Leaders always must remember that the lives of real people are at stake when dealing with war, development, the economy or environmental concerns, Pope Francis has told the United Nations.
Helping to celebrate the organisation’s 70th anniversary, Pope Francis visited its headquarters and pleaded with government leaders and UN officials to keep the dignity and sacredness of every human life and the value of all creatures at the centre of their concern.
“Above and beyond our plans and programmes,” he told the UN General Assembly, “we are dealing with real men and women who live, struggle and suffer and are often forced to live in great poverty, deprived of all rights.”
More than 190 heads of state were attending the General Assembly, and many of them made a point of being in the UN’s historic hall for Pope Francis’ speech on the eve of discussion of the 2030 Agenda for Sustainable Development and, later in the year, the Paris Conference on Climate Change.
The first hour of Pope Francis’s visit was heavy on protocol and posing for official group photographs. He met privately with UN Secretary-General Ban Ki-moon and spoke briefly with UN employees, urging them to make their workplace a model of the peace and respect they work to promote around the world. He also paid tribute to the sacrifice of UN employees killed in the line of duty.
Pope Francis called for concrete action to stem climate change; respect for every human life and for “the natural difference between man and woman”, economic decisions that place the needs of people before profits, and greater controls on weapons sales and the elimination of nuclear weapons.
He praised recent international agreements with Iran to ensure it does not develop nuclear weapons and he pleaded for real, concrete, multilateral efforts to bring peace and justice to the Middle East, North Africa and other African countries plagued by the violence of extremists claiming to act in the name of Islam.
“Christians, together with other cultural or ethnic groups and even members of the majority religion who have no desire to be caught up in hatred and folly,” he said, “have been forced to witness the destruction of their places of worship, their cultural and religious heritage, their houses and property, and have faced the alternative either of fleeing or of paying for their adhesion to good and to peace by their own lives or by enslavement.”

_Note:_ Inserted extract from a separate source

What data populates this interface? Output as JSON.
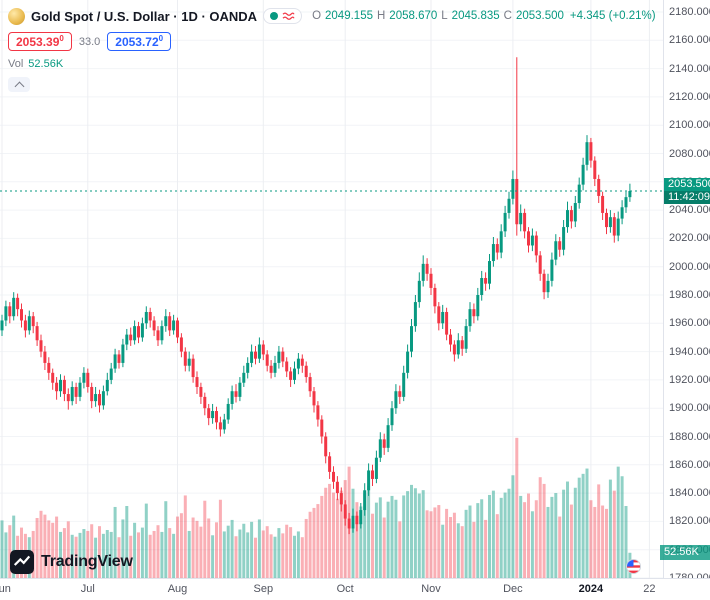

Those lives, he said, “take precedence over partisan interests”.
“In wars and conflicts there are individual persons – our brothers and sisters, men and women, young and old, boys and girls – who weep, suffer and die,” the pope said. They are treated as “human beings who are easily discarded when our only response is to draw up lists of problems, strategies and disagreements”.
Pope Francis warned the UN leaders and the heads of state that too many decisions seemed to be based on the desire by a few for economic or political power, ignoring the values and rights the United Nations was formed to promote and protect.

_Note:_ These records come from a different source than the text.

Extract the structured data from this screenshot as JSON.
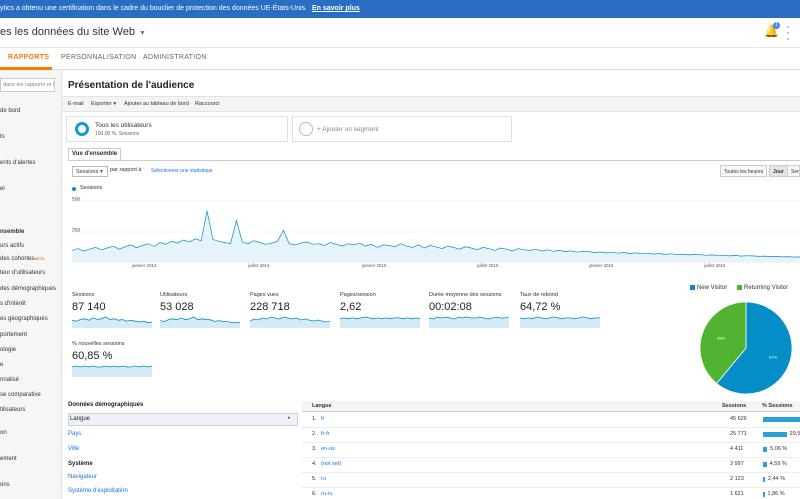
{
  "banner": {
    "text": "ytics a obtenu une certification dans le cadre du bouclier de protection des données UE-États-Unis.",
    "link": "En savoir plus"
  },
  "header": {
    "account": "es les données du site Web",
    "notification_count": "1"
  },
  "nav": {
    "tabs": [
      {
        "label": "RAPPORTS",
        "active": true
      },
      {
        "label": "PERSONNALISATION"
      },
      {
        "label": "ADMINISTRATION"
      }
    ]
  },
  "sidebar": {
    "search_placeholder": "dans les rapports et l",
    "items": [
      {
        "label": "de bord"
      },
      {
        "label": "ts"
      },
      {
        "label": "ents d'alertes"
      },
      {
        "label": "el"
      },
      {
        "label": "nsemble",
        "bold": true
      },
      {
        "label": "urs actifs"
      },
      {
        "label": "des cohortes",
        "beta": "BETA"
      },
      {
        "label": "teur d'utilisateurs"
      },
      {
        "label": "des démographiques"
      },
      {
        "label": "s d'intérêt"
      },
      {
        "label": "es géographiques"
      },
      {
        "label": "portement"
      },
      {
        "label": "ologie"
      },
      {
        "label": "e"
      },
      {
        "label": "nnalisé"
      },
      {
        "label": "se comparative"
      },
      {
        "label": "tilisateurs"
      },
      {
        "label": "on"
      },
      {
        "label": "ement"
      },
      {
        "label": "ons"
      }
    ]
  },
  "main": {
    "title": "Présentation de l'audience",
    "actions": [
      "E-mail",
      "Exporter ▾",
      "Ajouter au tableau de bord",
      "Raccourci"
    ],
    "segment": {
      "name": "Tous les utilisateurs",
      "sub": "100,00 %, Sessions"
    },
    "add_segment": "+ Ajouter un segment",
    "view_tab": "Vue d'ensemble",
    "metric_select": "Sessions",
    "vs_label": "par rapport à",
    "select_stat": "Sélectionner une statistique",
    "periods": [
      "Toutes les heures",
      "Jour",
      "Sem"
    ]
  },
  "chart_data": {
    "type": "line",
    "series": [
      {
        "name": "Sessions"
      }
    ],
    "y_ticks": [
      "500",
      "250"
    ],
    "x_ticks": [
      "janvier 2014",
      "juillet 2014",
      "janvier 2015",
      "juillet 2015",
      "janvier 2016",
      "juillet 2016"
    ],
    "ylim": [
      0,
      500
    ],
    "values": [
      95,
      110,
      90,
      105,
      120,
      100,
      115,
      130,
      105,
      125,
      140,
      118,
      135,
      150,
      128,
      160,
      145,
      170,
      155,
      180,
      165,
      190,
      175,
      420,
      185,
      170,
      160,
      150,
      340,
      165,
      150,
      175,
      160,
      145,
      155,
      170,
      260,
      150,
      140,
      155,
      165,
      145,
      150,
      135,
      160,
      145,
      130,
      150,
      140,
      155,
      130,
      145,
      120,
      140,
      135,
      125,
      150,
      130,
      120,
      140,
      115,
      135,
      125,
      110,
      130,
      120,
      105,
      125,
      115,
      100,
      120,
      110,
      95,
      115,
      105,
      90,
      110,
      100,
      95,
      105,
      90,
      100,
      88,
      95,
      85,
      92,
      80,
      88,
      85,
      78,
      82,
      75,
      80,
      72,
      78,
      70,
      75,
      68,
      72,
      65,
      70,
      62,
      68,
      60,
      65,
      58,
      62,
      60,
      55,
      58,
      52,
      56,
      50,
      54,
      48,
      52,
      50,
      46,
      48,
      44,
      46,
      42,
      44,
      40,
      42
    ]
  },
  "metrics": [
    {
      "label": "Sessions",
      "value": "87 140",
      "trend": [
        8,
        7,
        9,
        10,
        8,
        11,
        9,
        10,
        12,
        9,
        10,
        8,
        9,
        7,
        8,
        7,
        6,
        7,
        5,
        6
      ]
    },
    {
      "label": "Utilisateurs",
      "value": "53 028",
      "trend": [
        7,
        6,
        8,
        9,
        8,
        10,
        8,
        9,
        11,
        8,
        9,
        8,
        8,
        6,
        7,
        6,
        6,
        5,
        5,
        5
      ]
    },
    {
      "label": "Pages vues",
      "value": "228 718",
      "trend": [
        6,
        8,
        7,
        9,
        8,
        10,
        9,
        8,
        10,
        9,
        8,
        9,
        7,
        8,
        7,
        6,
        7,
        6,
        5,
        6
      ]
    },
    {
      "label": "Pages/session",
      "value": "2,62",
      "trend": [
        9,
        10,
        9,
        10,
        9,
        10,
        11,
        10,
        9,
        10,
        9,
        10,
        9,
        10,
        10,
        9,
        10,
        9,
        10,
        9
      ]
    },
    {
      "label": "Durée moyenne des sessions",
      "value": "00:02:08",
      "trend": [
        9,
        8,
        10,
        9,
        10,
        9,
        8,
        10,
        9,
        10,
        9,
        9,
        10,
        9,
        8,
        9,
        10,
        9,
        9,
        10
      ]
    },
    {
      "label": "Taux de rebond",
      "value": "64,72 %",
      "trend": [
        10,
        9,
        10,
        9,
        11,
        10,
        9,
        10,
        11,
        10,
        9,
        10,
        10,
        9,
        10,
        11,
        10,
        9,
        10,
        10
      ]
    },
    {
      "label": "% nouvelles sessions",
      "value": "60,85 %",
      "trend": [
        9,
        10,
        9,
        10,
        9,
        10,
        9,
        9,
        10,
        9,
        10,
        9,
        10,
        9,
        9,
        10,
        9,
        10,
        9,
        10
      ]
    }
  ],
  "pie": {
    "legend": [
      {
        "label": "New Visitor",
        "color": "#058dc7"
      },
      {
        "label": "Returning Visitor",
        "color": "#50b432"
      }
    ],
    "values": [
      {
        "label": "61%",
        "fraction": 0.61
      },
      {
        "label": "39%",
        "fraction": 0.39
      }
    ]
  },
  "demographics": {
    "head1": "Données démographiques",
    "selected": "Langue",
    "items1": [
      "Pays",
      "Ville"
    ],
    "head2": "Système",
    "items2": [
      "Navigateur",
      "Système d'exploitation"
    ]
  },
  "table": {
    "headers": {
      "dim": "Langue",
      "sessions": "Sessions",
      "pct": "% Sessions"
    },
    "rows": [
      {
        "num": "1.",
        "lang": "fr",
        "sessions": "45 626",
        "pct": "52,",
        "frac": 0.52
      },
      {
        "num": "2.",
        "lang": "fr-fr",
        "sessions": "25 771",
        "pct": "29,57 %",
        "frac": 0.296
      },
      {
        "num": "3.",
        "lang": "en-us",
        "sessions": "4 411",
        "pct": "5,06 %",
        "frac": 0.051
      },
      {
        "num": "4.",
        "lang": "(not set)",
        "sessions": "3 997",
        "pct": "4,59 %",
        "frac": 0.046
      },
      {
        "num": "5.",
        "lang": "ru",
        "sessions": "2 123",
        "pct": "2,44 %",
        "frac": 0.024
      },
      {
        "num": "6.",
        "lang": "ru-ru",
        "sessions": "1 621",
        "pct": "1,86 %",
        "frac": 0.019
      }
    ]
  }
}
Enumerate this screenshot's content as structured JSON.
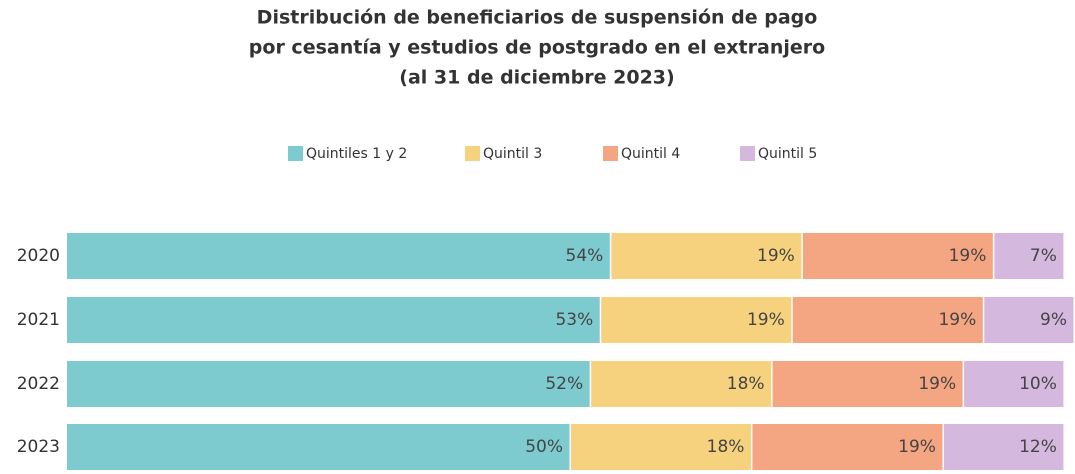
{
  "chart_data": {
    "type": "stacked_barh",
    "title": [
      "Distribución de beneficiarios de suspensión de pago",
      "por cesantía y estudios de postgrado en el extranjero",
      "(al 31 de diciembre 2023)"
    ],
    "categories": [
      "2020",
      "2021",
      "2022",
      "2023"
    ],
    "xlim": [
      0,
      100
    ],
    "series": [
      {
        "name": "Quintiles 1 y 2",
        "color": "#7ecbcf",
        "values": [
          54,
          53,
          52,
          50
        ],
        "value_labels": [
          "54%",
          "53%",
          "52%",
          "50%"
        ]
      },
      {
        "name": "Quintil 3",
        "color": "#f6d27f",
        "values": [
          19,
          19,
          18,
          18
        ],
        "value_labels": [
          "19%",
          "19%",
          "18%",
          "18%"
        ]
      },
      {
        "name": "Quintil 4",
        "color": "#f4a582",
        "values": [
          19,
          19,
          19,
          19
        ],
        "value_labels": [
          "19%",
          "19%",
          "19%",
          "19%"
        ]
      },
      {
        "name": "Quintil 5",
        "color": "#d4b8de",
        "values": [
          7,
          9,
          10,
          12
        ],
        "value_labels": [
          "7%",
          "9%",
          "10%",
          "12%"
        ]
      }
    ],
    "legend": "top"
  }
}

The United Nations, he said, is called to help humanity “dispel the darkness of disorder caused by unrestrained ambitions and collective forms of selfishness”.
“Economic and social exclusion is a complete denial of human fraternity and a grave offence against human rights and the environment,” the Pope said, echoing one of the main themes of his encyclical, Laudato Si’. The document emphasised that respect for creation must include respect for all creatures, human beings included, and that efforts to reduce poverty and promote development must respect both the earth and the people who live there.
The best way to measure the success of the new development goals, he said, will be how they give “effective, practical and immediate access, on the part of all, to essential material and spiritual goods: housing; dignified and properly remunerated employment; adequate food and drinking water; religious freedom and, more generally, spiritual freedom and education.”
“These pillars of integral human development,” Pope Francis said, “have a common foundation, which is the right to life and, more generally, what we could call the right to existence of human nature itself.”
Pope Francis insisted on the reality of “natural law”, an ethical code of right and wrong that all people can recognise. As he has done before, he condemned “an ideological colonisation”, through which wealthier nations try to impose on poor countries not just a legitimate accounting of how aid is used, but also the imposition of “anomalous models and lifestyles which are alien to people’s identity”.
In the past, Pope Francis has termed as “ideological colonisation” making development aid dependent on greater acceptance of homosexuality and gay marriage.
The earth, “the common home of all men and women, must also be built on the understanding of a certain sacredness of creature nature”, the Pope told the assembly.
While some people continue to question scientific evidence that human activity is contributing to global climate change, Pope Francis insisted “a true ‘right of the environment'” exists and is closely tied to human rights, since people are part of nature and are called to live in communion with it.
“Any harm done to the environment,” he said, “is harm done to humanity.”